We’re hooked on being perfect. We filter our photos (especially our selfies). We pay big money for all kinds of “beauty” interventions–eyelash extensions, fake eyebrows (guilty!), peels, botox (just a little “freshening”!), fillers (what are we filling, exactly?)…you name it. And that’s not all. Even in, for example, our yoga practice–if we happen to do that–we can become obsessed with “doing it best”, the “full expression of the posture”, or simply trying to keep up with (or worse: be better than) our neighbour on the mat.

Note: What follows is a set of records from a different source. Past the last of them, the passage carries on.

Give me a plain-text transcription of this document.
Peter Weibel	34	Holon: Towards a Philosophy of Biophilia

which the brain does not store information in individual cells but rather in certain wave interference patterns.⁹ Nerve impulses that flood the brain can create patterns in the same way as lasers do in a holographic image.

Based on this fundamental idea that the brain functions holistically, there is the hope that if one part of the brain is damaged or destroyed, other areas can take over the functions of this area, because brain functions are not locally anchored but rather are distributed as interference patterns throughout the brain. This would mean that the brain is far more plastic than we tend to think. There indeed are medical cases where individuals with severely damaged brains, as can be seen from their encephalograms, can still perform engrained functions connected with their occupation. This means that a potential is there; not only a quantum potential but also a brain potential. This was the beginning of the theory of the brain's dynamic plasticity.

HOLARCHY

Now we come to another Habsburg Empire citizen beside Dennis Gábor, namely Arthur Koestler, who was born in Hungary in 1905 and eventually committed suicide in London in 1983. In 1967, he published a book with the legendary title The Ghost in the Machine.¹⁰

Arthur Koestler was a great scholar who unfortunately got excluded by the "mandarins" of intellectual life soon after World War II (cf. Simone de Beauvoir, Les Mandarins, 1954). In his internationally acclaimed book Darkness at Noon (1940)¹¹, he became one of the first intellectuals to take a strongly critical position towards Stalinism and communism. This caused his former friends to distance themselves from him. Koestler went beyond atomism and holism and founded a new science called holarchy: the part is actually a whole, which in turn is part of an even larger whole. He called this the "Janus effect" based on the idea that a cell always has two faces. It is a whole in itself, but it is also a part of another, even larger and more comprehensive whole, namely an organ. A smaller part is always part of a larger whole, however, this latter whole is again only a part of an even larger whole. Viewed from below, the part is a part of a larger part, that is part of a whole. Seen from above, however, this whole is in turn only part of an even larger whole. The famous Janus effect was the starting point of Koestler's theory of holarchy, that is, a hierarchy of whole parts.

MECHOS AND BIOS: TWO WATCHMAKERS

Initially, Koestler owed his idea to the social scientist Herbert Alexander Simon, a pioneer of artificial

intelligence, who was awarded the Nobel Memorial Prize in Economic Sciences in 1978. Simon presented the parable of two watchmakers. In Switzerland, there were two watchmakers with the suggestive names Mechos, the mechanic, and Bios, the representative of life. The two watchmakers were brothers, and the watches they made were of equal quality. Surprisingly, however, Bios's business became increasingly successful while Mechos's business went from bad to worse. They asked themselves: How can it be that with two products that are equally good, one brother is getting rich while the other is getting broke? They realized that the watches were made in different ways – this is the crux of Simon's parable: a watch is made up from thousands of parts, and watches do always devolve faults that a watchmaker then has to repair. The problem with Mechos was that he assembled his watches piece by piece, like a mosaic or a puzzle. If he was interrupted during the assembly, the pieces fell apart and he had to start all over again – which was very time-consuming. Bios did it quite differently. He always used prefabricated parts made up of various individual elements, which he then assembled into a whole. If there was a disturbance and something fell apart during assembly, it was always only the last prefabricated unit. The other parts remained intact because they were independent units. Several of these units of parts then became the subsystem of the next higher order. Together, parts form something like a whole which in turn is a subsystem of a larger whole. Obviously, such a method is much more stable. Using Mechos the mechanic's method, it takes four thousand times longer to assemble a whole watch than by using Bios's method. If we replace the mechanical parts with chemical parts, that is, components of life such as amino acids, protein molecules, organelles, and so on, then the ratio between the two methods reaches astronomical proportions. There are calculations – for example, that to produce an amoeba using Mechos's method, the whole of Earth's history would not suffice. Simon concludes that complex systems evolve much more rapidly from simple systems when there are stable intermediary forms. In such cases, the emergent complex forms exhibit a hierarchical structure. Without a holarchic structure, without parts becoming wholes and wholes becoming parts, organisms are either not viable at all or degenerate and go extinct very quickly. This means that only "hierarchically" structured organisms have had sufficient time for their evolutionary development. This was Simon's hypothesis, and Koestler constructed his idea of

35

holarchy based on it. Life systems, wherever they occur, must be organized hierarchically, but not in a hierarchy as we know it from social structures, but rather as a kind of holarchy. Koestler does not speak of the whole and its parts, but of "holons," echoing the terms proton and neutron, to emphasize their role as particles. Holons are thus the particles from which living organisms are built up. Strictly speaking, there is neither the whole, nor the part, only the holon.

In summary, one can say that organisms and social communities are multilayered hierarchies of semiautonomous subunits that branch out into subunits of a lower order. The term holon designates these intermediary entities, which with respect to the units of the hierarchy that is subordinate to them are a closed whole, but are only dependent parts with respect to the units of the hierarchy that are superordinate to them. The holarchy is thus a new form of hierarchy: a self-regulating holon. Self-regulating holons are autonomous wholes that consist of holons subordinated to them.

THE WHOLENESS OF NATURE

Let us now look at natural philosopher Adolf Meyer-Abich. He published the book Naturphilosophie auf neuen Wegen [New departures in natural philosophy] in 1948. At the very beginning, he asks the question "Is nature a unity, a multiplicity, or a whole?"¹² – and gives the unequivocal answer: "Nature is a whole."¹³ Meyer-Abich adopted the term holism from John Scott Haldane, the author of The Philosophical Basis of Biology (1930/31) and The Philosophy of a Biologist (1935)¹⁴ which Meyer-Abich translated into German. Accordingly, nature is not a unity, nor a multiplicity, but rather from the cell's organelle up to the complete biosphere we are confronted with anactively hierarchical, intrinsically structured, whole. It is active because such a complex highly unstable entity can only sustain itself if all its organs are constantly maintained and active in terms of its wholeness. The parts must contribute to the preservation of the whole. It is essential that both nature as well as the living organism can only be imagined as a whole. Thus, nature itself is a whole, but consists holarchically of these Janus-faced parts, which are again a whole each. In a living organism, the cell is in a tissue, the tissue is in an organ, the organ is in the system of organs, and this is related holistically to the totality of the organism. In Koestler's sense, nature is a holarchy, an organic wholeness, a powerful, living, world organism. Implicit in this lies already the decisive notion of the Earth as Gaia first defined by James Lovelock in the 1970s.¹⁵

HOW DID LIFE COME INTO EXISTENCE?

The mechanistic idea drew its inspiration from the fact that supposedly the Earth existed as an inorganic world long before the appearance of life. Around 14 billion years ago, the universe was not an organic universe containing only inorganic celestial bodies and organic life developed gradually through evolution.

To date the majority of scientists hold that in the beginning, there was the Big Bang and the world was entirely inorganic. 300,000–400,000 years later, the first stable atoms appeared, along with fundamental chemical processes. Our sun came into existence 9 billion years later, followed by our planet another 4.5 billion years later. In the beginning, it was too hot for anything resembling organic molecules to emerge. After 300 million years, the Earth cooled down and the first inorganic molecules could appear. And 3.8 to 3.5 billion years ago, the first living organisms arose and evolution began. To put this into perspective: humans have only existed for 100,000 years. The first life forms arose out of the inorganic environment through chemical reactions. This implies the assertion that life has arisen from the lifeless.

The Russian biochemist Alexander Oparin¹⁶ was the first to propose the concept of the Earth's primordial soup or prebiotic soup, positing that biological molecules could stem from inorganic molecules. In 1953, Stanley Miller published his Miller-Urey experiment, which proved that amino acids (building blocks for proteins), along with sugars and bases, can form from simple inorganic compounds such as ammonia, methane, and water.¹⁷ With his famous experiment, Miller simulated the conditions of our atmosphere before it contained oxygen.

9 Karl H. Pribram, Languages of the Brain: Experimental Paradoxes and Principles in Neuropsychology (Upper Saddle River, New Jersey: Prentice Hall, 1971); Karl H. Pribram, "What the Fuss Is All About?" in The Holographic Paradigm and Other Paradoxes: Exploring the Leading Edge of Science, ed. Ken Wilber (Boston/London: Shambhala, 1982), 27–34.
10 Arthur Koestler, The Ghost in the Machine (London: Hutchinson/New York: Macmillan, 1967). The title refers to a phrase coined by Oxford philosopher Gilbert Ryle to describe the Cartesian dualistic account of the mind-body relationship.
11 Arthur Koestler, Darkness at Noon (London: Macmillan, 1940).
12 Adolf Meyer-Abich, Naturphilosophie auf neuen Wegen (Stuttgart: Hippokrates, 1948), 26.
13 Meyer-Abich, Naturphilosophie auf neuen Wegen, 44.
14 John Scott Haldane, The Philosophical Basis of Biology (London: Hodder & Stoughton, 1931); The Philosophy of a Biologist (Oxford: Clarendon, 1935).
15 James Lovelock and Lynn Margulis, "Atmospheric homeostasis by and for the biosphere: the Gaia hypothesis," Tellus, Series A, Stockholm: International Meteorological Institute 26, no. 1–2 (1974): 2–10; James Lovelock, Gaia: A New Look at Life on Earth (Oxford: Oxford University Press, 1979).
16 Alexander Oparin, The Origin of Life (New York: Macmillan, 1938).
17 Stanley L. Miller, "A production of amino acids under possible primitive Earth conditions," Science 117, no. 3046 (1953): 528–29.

In our singing practice and performance, this manifests as a constant berating and browbeating. We are dissatisfied because we aren’t as good as we were yesterday or last week, or, when you get to my age, when we were young and fresh. I disrespect myself, the art form, the accumulated wisdom I have gleaned from so many years in the practice room, rehearsal hall and performing space. I cease to be present in the moment, either longing for what I’ve done before, or anticipating how it’s not going to be up to standard in the future. I’m not living in the breath, not willing to be inspired by thought or feeling in the moment, not trusting the music or my own voice to lead me. We’re boxed in, seeing the blue sky somewhere in the imagined future but failing to see the magic of the present moment. The quality of light, the play of light and shadow, the stillness in the moment before the next sound.

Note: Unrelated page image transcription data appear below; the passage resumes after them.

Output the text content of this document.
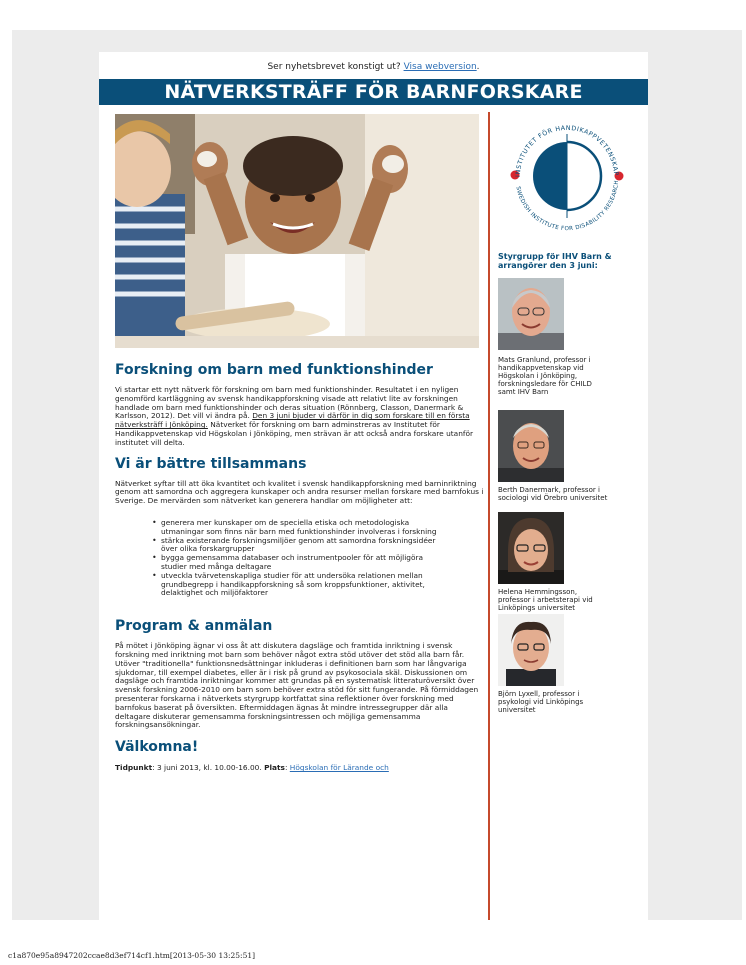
Ser nyhetsbrevet konstigt ut? Visa webversion.
NÄTVERKSTRÄFF FÖR BARNFORSKARE
Forskning om barn med funktionshinder

Vi startar ett nytt nätverk för forskning om barn med funktionshinder. Resultatet i en nyligen genomförd kartläggning av svensk handikappforskning visade att relativt lite av forskningen handlade om barn med funktionshinder och deras situation (Rönnberg, Classon, Danermark & Karlsson, 2012). Det vill vi ändra på. Den 3 juni bjuder vi därför in dig som forskare till en första nätverksträff i Jönköping. Nätverket för forskning om barn adminstreras av Institutet för Handikappvetenskap vid Högskolan i Jönköping, men strävan är att också andra forskare utanför institutet vill delta.

Vi är bättre tillsammans

Nätverket syftar till att öka kvantitet och kvalitet i svensk handikappforskning med barninriktning genom att samordna och aggregera kunskaper och andra resurser mellan forskare med barnfokus i Sverige. De mervärden som nätverket kan generera handlar om möjligheter att:

• generera mer kunskaper om de speciella etiska och metodologiska utmaningar som finns när barn med funktionshinder involveras i forskning
• stärka existerande forskningsmiljöer genom att samordna forskningsidéer över olika forskargrupper
• bygga gemensamma databaser och instrumentpooler för att möjligöra studier med många deltagare
• utveckla tvärvetenskapliga studier för att undersöka relationen mellan grundbegrepp i handikappforskning så som kroppsfunktioner, aktivitet, delaktighet och miljöfaktorer
Program & anmälan

På mötet i Jönköping ägnar vi oss åt att diskutera dagsläge och framtida inriktning i svensk forskning med inriktning mot barn som behöver något extra stöd utöver det stöd alla barn får. Utöver "traditionella" funktionsnedsättningar inkluderas i definitionen barn som har långvariga sjukdomar, till exempel diabetes, eller är i risk på grund av psykosociala skäl. Diskussionen om dagsläge och framtida inriktningar kommer att grundas på en systematisk litteraturöversikt över svensk forskning 2006-2010 om barn som behöver extra stöd för sitt fungerande. På förmiddagen presenterar forskarna i nätverkets styrgrupp kortfattat sina reflektioner över forskning med barnfokus baserat på översikten. Eftermiddagen ägnas åt mindre intressegrupper där alla deltagare diskuterar gemensamma forskningsintressen och möjliga gemensamma forskningsansökningar.

Välkomna!

Tidpunkt: 3 juni 2013, kl. 10.00-16.00. Plats: Högskolan för Lärande och

INSTITUTET FÖR HANDIKAPPVETENSKAP
SWEDISH INSTITUTE FOR DISABILITY RESEARCH
Styrgrupp för IHV Barn & arrangörer den 3 juni:
Mats Granlund, professor i handikappvetenskap vid Högskolan i Jönköping, forskningsledare för CHILD samt IHV Barn
Berth Danermark, professor i sociologi vid Örebro universitet
Helena Hemmingsson, professor i arbetsterapi vid Linköpings universitet
Björn Lyxell, professor i psykologi vid Linköpings universitet
c1a870e95a8947202ccae8d3ef714cf1.htm[2013-05-30 13:25:51]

I’m not there yet, but in the next few weeks I’m going to be spending some time ruminating on the imperfections and their lessons. I’m reading a book by William Westney called The Perfect Wrong Note: Learning to Trust Your Musical Self, and in it, he talks about upending our concept of perfection in our musical (and personal) lives and embracing our spontaneity, vitality and joy. If we are willing to investigate our imperfections, however small or large, we can discover and UNcover the most delightful things. Because it’s in the discovery where the magic lies.